2. Clears `statusMap`, `preconditions`, and `blockedByFailure` maps, releasing signal references.
3. The `WorkflowNode` tree becomes inert — status signals no longer exist, so no updates propagate.
**When to dispose**:
- Workflow completes successfully (all nodes `completed`)
- Workflow is aborted (consumer calls `abortAll()`, then `dispose()`)
- Template is being re-rendered (dispose the old root before creating a new one — until ujsx reconciler supports re-rendering)
**What NOT to dispose**:
- The DAG (`DirectedGraph`) is not a reactive resource. It doesn't need disposal.
- The template (`UNode` tree) is plain data. It doesn't need disposal.
### Interaction with ReactiveHostConfig
The `ReactiveHostConfig` does NOT own the reactive state.
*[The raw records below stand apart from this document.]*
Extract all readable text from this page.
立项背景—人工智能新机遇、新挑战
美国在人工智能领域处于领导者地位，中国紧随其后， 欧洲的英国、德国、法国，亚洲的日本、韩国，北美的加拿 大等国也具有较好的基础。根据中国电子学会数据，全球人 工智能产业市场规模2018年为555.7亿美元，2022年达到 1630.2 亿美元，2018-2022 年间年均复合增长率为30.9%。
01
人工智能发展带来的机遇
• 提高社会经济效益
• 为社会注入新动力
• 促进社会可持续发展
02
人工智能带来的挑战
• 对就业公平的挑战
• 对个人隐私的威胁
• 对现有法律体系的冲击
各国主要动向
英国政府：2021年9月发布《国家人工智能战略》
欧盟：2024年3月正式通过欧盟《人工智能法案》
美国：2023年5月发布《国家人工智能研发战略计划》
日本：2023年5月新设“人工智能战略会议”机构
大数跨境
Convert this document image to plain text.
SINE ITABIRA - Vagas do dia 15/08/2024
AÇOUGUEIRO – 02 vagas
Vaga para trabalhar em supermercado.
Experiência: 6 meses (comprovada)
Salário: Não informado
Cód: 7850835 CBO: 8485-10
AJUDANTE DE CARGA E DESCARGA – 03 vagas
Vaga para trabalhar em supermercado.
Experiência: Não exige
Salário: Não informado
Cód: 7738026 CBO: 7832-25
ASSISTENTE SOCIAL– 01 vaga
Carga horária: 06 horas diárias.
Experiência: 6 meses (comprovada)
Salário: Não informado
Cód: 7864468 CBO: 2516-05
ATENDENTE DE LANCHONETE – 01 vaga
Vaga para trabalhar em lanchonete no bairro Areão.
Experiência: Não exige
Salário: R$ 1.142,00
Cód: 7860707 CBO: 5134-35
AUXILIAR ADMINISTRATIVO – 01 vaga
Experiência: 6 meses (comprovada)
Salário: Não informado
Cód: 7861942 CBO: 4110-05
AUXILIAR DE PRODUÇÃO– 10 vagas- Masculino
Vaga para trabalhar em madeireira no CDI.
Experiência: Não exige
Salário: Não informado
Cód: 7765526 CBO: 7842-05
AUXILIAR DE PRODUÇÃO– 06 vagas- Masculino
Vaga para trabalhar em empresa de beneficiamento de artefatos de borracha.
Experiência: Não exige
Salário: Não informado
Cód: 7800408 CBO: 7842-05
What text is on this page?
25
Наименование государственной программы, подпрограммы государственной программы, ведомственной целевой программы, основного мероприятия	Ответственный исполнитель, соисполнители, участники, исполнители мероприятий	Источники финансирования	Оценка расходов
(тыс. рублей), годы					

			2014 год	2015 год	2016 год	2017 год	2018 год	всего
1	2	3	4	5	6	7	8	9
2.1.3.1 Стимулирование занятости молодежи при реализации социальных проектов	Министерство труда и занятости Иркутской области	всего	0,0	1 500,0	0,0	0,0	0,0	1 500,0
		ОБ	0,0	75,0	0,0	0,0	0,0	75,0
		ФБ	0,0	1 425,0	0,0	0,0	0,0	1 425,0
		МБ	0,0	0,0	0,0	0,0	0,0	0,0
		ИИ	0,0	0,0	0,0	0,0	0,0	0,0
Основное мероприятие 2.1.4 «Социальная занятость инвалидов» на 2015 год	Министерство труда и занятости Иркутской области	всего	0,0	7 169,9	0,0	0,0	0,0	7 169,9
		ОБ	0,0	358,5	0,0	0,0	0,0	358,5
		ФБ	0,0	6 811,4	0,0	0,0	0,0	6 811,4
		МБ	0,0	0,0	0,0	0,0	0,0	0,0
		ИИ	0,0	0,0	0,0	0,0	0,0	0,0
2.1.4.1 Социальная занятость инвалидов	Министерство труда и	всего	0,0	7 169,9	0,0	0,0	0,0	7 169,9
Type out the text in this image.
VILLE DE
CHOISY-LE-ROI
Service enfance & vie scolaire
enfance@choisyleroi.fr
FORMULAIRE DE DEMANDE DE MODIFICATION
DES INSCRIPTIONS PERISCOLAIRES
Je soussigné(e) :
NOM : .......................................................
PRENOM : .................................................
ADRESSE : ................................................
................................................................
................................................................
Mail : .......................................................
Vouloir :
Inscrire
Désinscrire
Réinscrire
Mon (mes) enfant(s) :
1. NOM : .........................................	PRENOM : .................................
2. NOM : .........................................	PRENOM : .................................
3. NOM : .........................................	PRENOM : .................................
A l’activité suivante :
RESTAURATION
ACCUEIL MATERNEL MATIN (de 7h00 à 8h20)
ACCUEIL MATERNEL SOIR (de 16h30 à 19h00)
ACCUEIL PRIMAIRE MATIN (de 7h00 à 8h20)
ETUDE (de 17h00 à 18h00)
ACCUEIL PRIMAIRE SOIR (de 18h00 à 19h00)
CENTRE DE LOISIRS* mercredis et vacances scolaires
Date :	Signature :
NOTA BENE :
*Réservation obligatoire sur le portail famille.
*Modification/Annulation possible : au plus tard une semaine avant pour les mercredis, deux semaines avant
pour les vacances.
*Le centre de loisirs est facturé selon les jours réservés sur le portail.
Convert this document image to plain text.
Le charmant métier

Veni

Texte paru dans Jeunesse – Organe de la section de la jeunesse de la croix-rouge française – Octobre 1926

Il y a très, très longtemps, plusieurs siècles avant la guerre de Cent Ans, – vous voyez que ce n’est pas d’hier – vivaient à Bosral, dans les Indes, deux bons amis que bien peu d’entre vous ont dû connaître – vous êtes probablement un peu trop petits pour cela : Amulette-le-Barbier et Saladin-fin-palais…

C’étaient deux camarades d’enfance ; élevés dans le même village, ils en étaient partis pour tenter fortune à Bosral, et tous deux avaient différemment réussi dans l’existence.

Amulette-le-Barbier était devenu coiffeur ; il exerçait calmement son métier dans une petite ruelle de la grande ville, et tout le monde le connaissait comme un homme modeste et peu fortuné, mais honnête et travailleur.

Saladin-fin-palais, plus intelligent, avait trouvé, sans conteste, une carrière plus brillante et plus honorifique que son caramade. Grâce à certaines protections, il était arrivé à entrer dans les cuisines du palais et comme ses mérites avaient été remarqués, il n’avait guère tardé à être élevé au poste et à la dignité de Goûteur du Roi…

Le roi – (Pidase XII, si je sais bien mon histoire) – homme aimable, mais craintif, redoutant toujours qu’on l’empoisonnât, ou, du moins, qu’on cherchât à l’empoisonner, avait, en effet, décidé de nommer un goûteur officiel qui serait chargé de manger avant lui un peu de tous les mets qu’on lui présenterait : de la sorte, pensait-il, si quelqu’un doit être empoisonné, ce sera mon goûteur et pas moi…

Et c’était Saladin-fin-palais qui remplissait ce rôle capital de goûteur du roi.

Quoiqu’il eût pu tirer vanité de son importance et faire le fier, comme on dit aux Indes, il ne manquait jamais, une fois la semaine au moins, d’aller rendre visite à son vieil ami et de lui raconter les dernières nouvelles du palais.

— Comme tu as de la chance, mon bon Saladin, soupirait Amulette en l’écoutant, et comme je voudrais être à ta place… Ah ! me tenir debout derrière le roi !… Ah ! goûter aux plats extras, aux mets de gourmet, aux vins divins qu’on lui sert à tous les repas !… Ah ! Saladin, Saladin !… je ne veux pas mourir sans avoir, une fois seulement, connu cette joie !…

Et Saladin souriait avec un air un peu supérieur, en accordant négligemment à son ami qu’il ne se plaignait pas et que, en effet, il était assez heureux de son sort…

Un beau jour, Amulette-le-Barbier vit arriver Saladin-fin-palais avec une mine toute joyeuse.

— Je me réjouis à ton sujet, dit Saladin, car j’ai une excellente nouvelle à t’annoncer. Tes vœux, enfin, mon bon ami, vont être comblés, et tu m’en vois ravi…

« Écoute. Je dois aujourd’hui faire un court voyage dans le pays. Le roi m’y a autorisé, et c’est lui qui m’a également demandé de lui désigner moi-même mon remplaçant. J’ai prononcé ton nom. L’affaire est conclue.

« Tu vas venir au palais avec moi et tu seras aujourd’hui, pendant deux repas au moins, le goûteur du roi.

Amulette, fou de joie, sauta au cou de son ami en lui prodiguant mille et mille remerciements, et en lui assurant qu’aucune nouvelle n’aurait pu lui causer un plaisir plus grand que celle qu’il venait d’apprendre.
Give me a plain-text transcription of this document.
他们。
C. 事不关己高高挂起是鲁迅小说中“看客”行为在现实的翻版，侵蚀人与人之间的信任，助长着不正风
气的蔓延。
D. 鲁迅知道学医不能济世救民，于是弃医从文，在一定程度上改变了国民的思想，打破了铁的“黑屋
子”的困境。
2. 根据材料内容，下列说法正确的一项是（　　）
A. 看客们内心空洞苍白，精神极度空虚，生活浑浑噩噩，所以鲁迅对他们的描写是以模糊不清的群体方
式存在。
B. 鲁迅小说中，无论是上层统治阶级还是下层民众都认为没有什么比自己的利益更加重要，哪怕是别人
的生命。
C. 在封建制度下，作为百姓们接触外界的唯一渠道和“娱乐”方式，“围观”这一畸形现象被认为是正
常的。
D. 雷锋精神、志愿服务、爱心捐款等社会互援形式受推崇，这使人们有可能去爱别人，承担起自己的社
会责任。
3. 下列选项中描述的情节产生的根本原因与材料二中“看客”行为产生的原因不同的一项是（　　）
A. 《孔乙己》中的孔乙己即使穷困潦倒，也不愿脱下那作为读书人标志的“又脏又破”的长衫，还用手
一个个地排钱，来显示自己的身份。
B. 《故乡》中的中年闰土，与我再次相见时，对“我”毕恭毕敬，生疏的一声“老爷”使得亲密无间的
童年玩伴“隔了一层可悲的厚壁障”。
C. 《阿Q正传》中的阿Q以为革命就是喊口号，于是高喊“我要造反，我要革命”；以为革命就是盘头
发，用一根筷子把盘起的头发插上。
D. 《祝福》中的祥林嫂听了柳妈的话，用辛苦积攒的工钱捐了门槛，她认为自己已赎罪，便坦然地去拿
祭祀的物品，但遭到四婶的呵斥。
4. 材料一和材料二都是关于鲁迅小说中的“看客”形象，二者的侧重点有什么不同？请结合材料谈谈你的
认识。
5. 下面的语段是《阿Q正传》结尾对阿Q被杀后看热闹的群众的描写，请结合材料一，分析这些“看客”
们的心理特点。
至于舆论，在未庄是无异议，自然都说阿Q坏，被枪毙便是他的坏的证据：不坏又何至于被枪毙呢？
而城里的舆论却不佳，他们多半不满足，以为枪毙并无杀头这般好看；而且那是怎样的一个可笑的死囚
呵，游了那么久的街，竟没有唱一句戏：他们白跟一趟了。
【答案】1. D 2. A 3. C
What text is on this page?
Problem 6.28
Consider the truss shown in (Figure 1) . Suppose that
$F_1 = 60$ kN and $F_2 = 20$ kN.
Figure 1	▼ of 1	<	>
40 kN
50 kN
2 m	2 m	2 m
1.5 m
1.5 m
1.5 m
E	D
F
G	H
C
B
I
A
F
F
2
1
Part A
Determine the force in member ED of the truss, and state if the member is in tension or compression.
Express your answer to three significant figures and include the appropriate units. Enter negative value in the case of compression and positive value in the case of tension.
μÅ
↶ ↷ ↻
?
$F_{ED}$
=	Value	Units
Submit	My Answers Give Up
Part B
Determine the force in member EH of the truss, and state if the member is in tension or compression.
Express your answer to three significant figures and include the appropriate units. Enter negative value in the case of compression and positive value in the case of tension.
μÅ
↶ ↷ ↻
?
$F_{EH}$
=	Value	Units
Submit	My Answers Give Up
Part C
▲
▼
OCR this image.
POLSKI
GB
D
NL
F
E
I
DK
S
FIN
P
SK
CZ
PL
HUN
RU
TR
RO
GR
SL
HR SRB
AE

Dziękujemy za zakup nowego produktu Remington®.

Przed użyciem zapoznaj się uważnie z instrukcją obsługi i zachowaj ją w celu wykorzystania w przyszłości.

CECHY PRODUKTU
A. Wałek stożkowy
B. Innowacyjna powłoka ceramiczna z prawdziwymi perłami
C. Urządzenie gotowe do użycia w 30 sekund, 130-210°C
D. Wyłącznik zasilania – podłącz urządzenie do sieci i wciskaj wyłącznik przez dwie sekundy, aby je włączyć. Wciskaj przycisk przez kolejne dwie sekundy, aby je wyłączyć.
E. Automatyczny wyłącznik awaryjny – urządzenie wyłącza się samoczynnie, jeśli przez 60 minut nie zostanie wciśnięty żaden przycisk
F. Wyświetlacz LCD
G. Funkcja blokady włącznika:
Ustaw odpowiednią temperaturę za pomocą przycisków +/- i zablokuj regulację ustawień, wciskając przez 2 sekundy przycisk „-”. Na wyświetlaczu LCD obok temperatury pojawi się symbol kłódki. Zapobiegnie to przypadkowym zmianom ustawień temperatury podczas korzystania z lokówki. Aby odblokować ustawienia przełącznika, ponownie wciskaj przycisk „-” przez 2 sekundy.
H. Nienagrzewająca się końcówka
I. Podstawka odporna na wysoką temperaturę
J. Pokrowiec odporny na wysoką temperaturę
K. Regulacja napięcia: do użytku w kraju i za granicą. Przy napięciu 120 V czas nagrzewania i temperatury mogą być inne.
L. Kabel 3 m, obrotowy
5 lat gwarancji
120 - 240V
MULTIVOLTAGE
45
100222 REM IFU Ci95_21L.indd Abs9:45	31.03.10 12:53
It creates `WorkflowNode` instances during rendering, but these nodes reference signals that belong to `WorkflowReactiveRoot`. The rendering flow is:
```typescript
// 1. Create ReactiveRoot from DAG
const workflowRoot = new WorkflowReactiveRoot(dag);
// 2. Create ReactiveHostConfig with reference to ReactiveRoot's signals
const hostConfig = new ReactiveHostConfig(operationRegistry, workflowRoot);
// 3. Render template
const root = createRoot(hostConfig, {});
root.render(template);
// 4. Drive execution (hub coordinator sets status values)
workflowRoot.statusMap.get("architect")!.value = "ready";
// ... external code starts the call, eventually:
workflowRoot.statusMap.get("architect")!.value = "completed";
// ... which triggers downstream preconditions
// 5. Cleanup
workflowRoot.dispose();
```
The `ReactiveContext` passed to `ReactiveHostConfig` includes a reference to `workflowRoot.statusSignals` so that `createInstance` can look up and wire signals for each node. The context does not own these signals — it's a lookup table.
**Important**: `WorkflowNode.status` and `WorkflowReactiveRoot.statusMap.get(nodeId)` reference the **same** `Signal<NodeStatus>` instance. There is one signal per node, owned by `WorkflowReactiveRoot`, and both the `WorkflowNode` and the `statusMap` hold references to it. Setting `workflowRoot.statusMap.get("architect").value = "running"` and setting `workflowNode.status.value = "running"` (where `workflowNode.key === "architect"`) are equivalent operations on the same signal. Similarly, `WorkflowNode.preconditions` and `WorkflowReactiveRoot.preconditions.get(nodeId)` reference the **same** `Computed<boolean>` instance.
## Open Questions
1. **Should preconditions support OR logic?** Currently all predecessors must complete (AND logic). An `anyOf` predicate would allow "start this node as soon as any predecessor completes." This would require an edge attribute or node-level configuration.